As a Verizon customer and a longtime NFL Mobile customer as well, I’ve experienced much frustration over the past couple years due to glitches with the app and programming for it. When it works I am amazed at the ability to watch live football on my phone. But how can two companies, the NFL and Verizon, which make billions in profits each year, have such consistent failures? Does anyone there care if the app actually works or not?
On Sunday I downloaded the new version of the NFL Mobile app, then tried to connect to watch RedZone for the afternoon game endings. I got an authentication failure, which surprised me since I had done everything possible beforehand (turned on all location services, turned off Wi-Fi) to make sure Verizon knew where my phone was.
After going through a half-hour of support hell waiting (including, ironically, a Drew Brees commercial telling me how great NFL Mobile is) I finally got a technician to tell me that because “so many people” were using the NFL Mobile app, Verizon’s network basically went kablooey, and that massive amounts of NFL Mobile users weren’t able to connect. Imagine that! People wanted to watch the NFL today! That’s like not stocking Elmo toys the week before Thanksgiving, or any similarly stupid move. The Verizon rep also told me that “because of high call volume” Sunday there weren’t enough technical reps at work to handle the NFL Mobile outage.

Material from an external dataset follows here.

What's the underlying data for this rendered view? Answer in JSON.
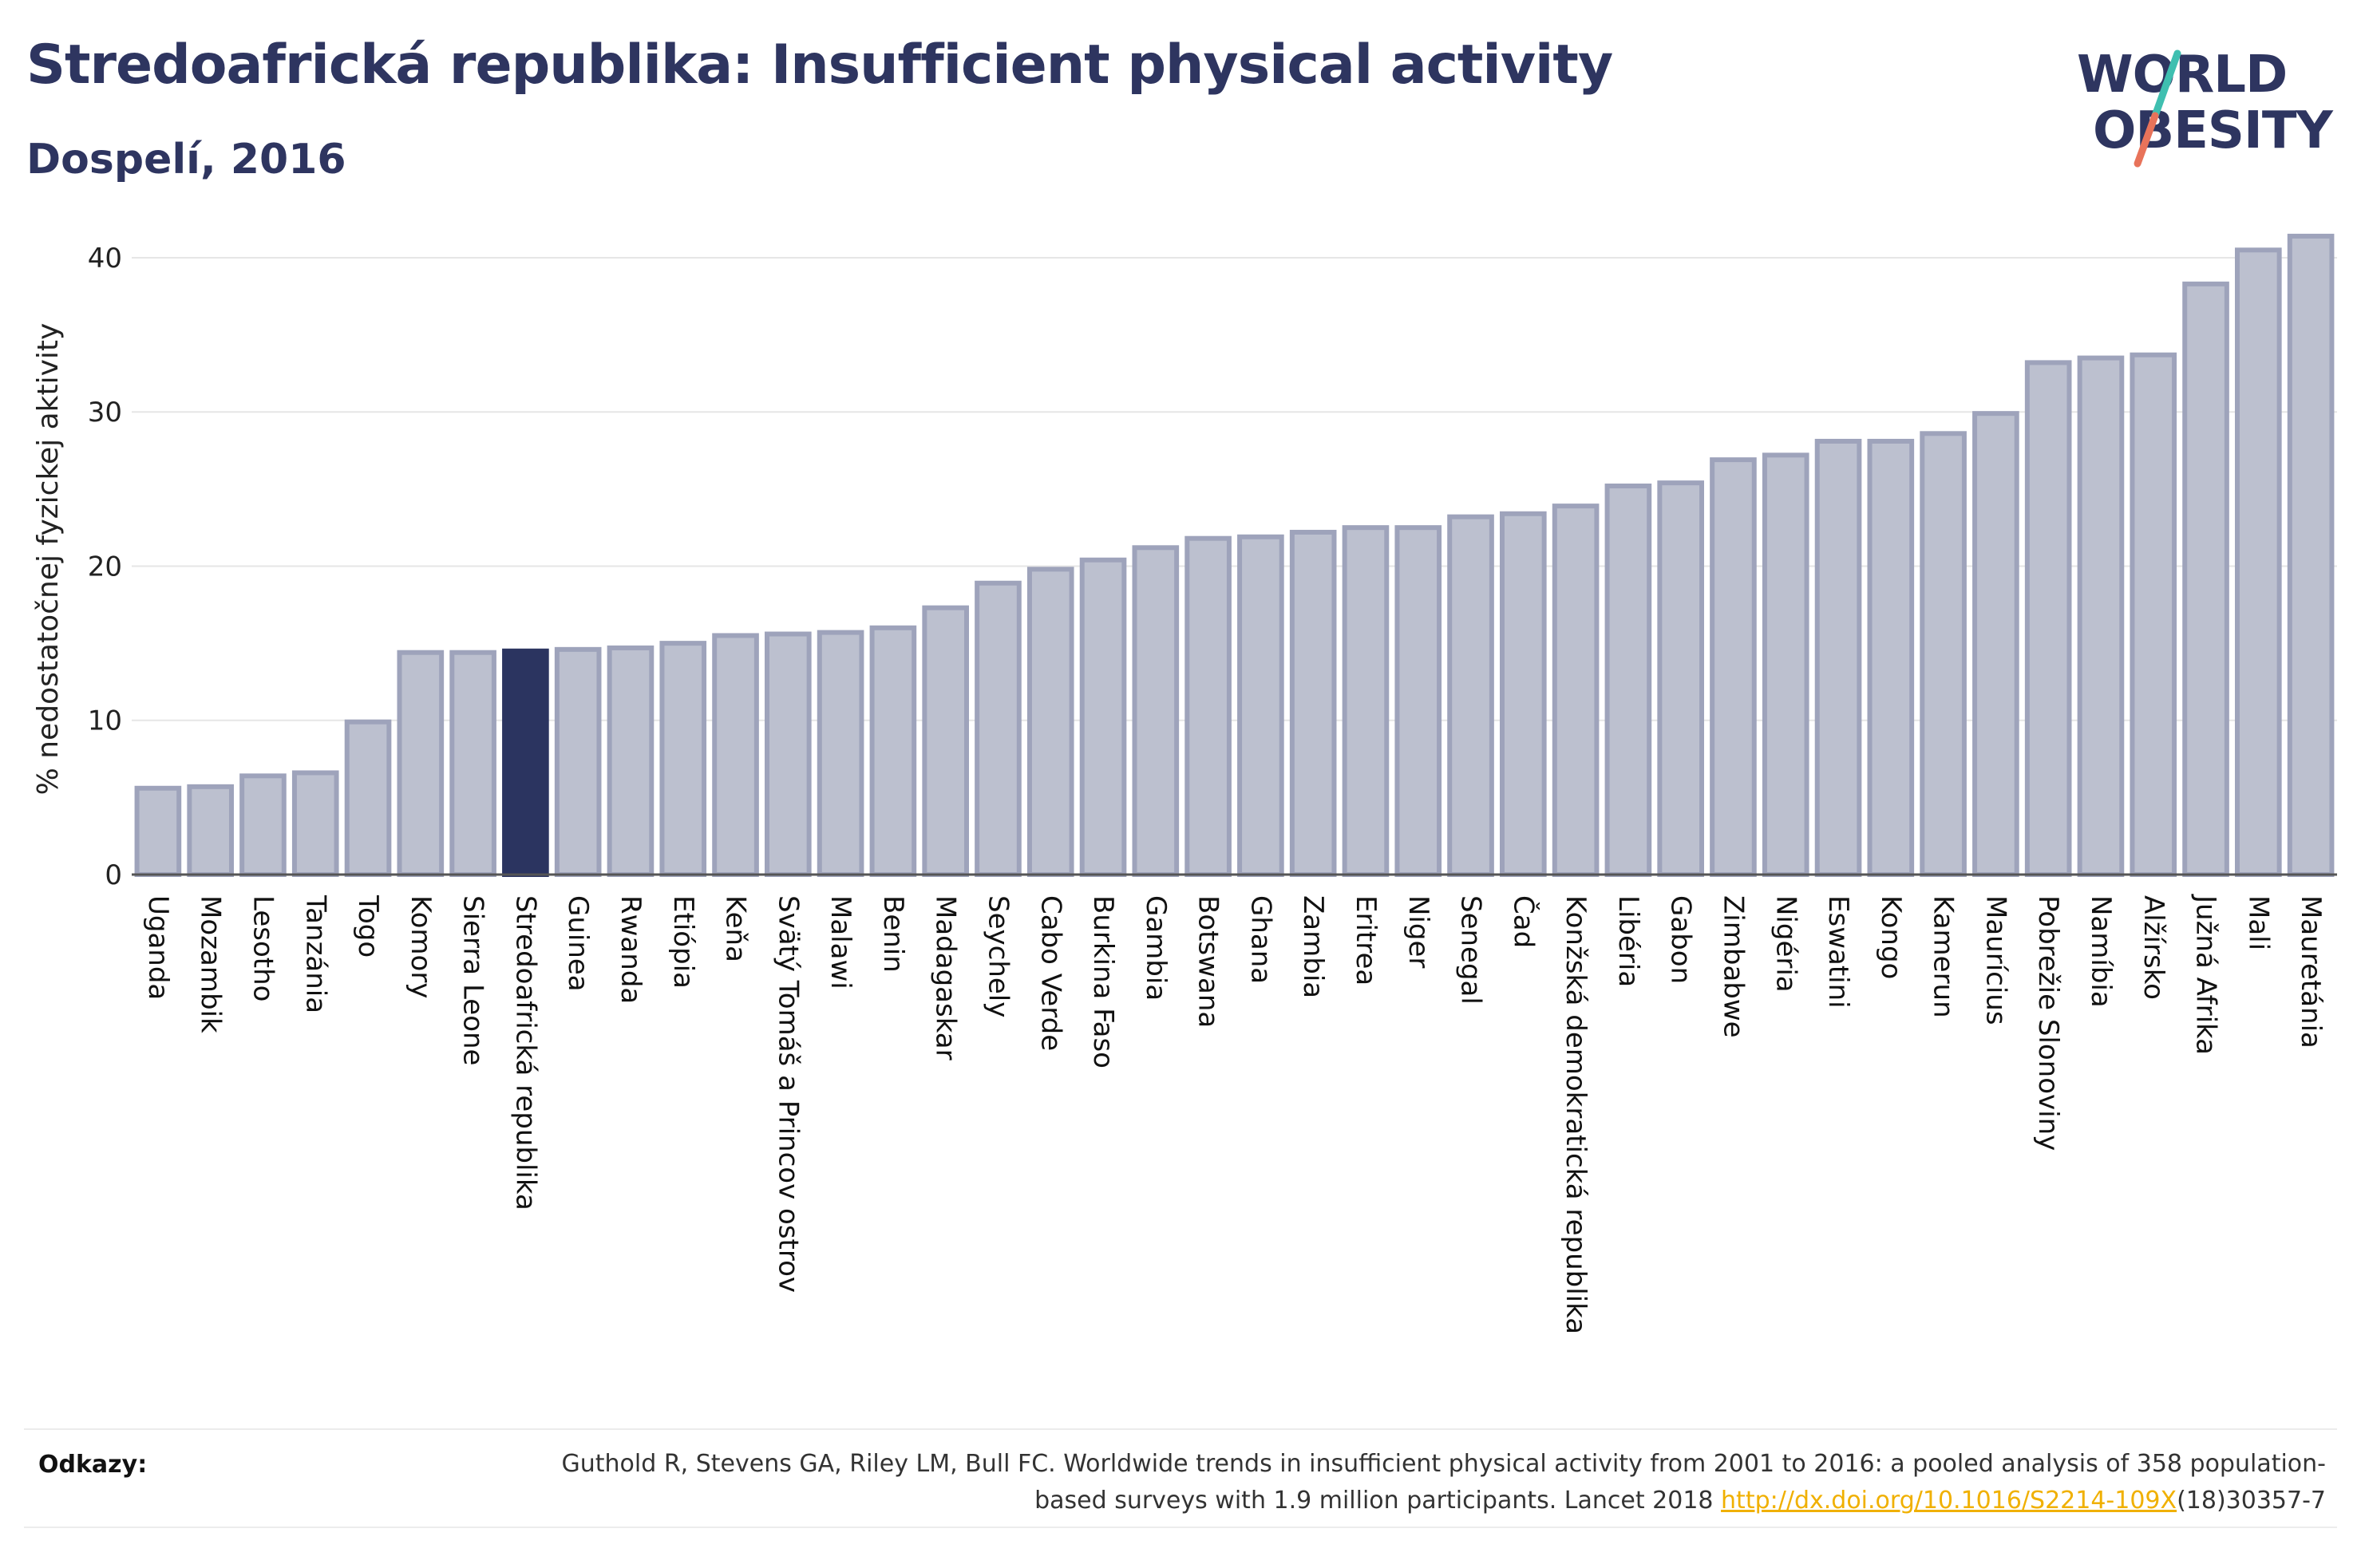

I will give the Twitter reps at NFL Mobile customer support a small bit of respect for finding my tweets and trying to respond, but really — this just shouldn’t happen. Not when the NFL itself says that more people are going to its websites via mobile than via desktops. The biggest app for the biggest sport simply shouldn’t have network failures. And reps shouldn’t be whining that too many people are trying to use it as the reason why it failed. Unless we all get a month’s credit on our Verizon bills.
@paulkaps Sorry about the delays! We're experiencing some hiccups on one of the servers, and we're fixing it all up right now.
— NFL Mobile Support (@NFLMobileCS) September 8, 2013
Is “hiccups” on a server a new technical term? Is there a “hiccup reset” button?
@paulkaps We've worked the kinks out, and you should be able to authenticate your account within the hour! Thanks for your patience!
— NFL Mobile Support (@NFLMobileCS) September 8, 2013
As of 5 p.m. Pacific Time, it still wasn’t working for me. But the support folks found time for humor.
@paulkaps There's one more game to go tonight! Giants vs Cowboys starts in about 30 minutes 🙂
— NFL Mobile Support (@NFLMobileCS) September 8, 2013
So — Verizon can pay the NFL a billion bucks for NFL Mobile rights, but can’t keep enough engineers on staff on Sundays to make the thing work? That’s fail with a capital F. Which is the grade we give Verizon for its performance on what is probably the sports world’s most-used app. And they’re locked in for four more years. Now I know what a Cleveland Brown fan must feel like.
UPDATE: At 5:42 p.m. Pacific Time NFL Mobile finally authenticated my device. Just in time to watch Tony Romo be Tony Romo.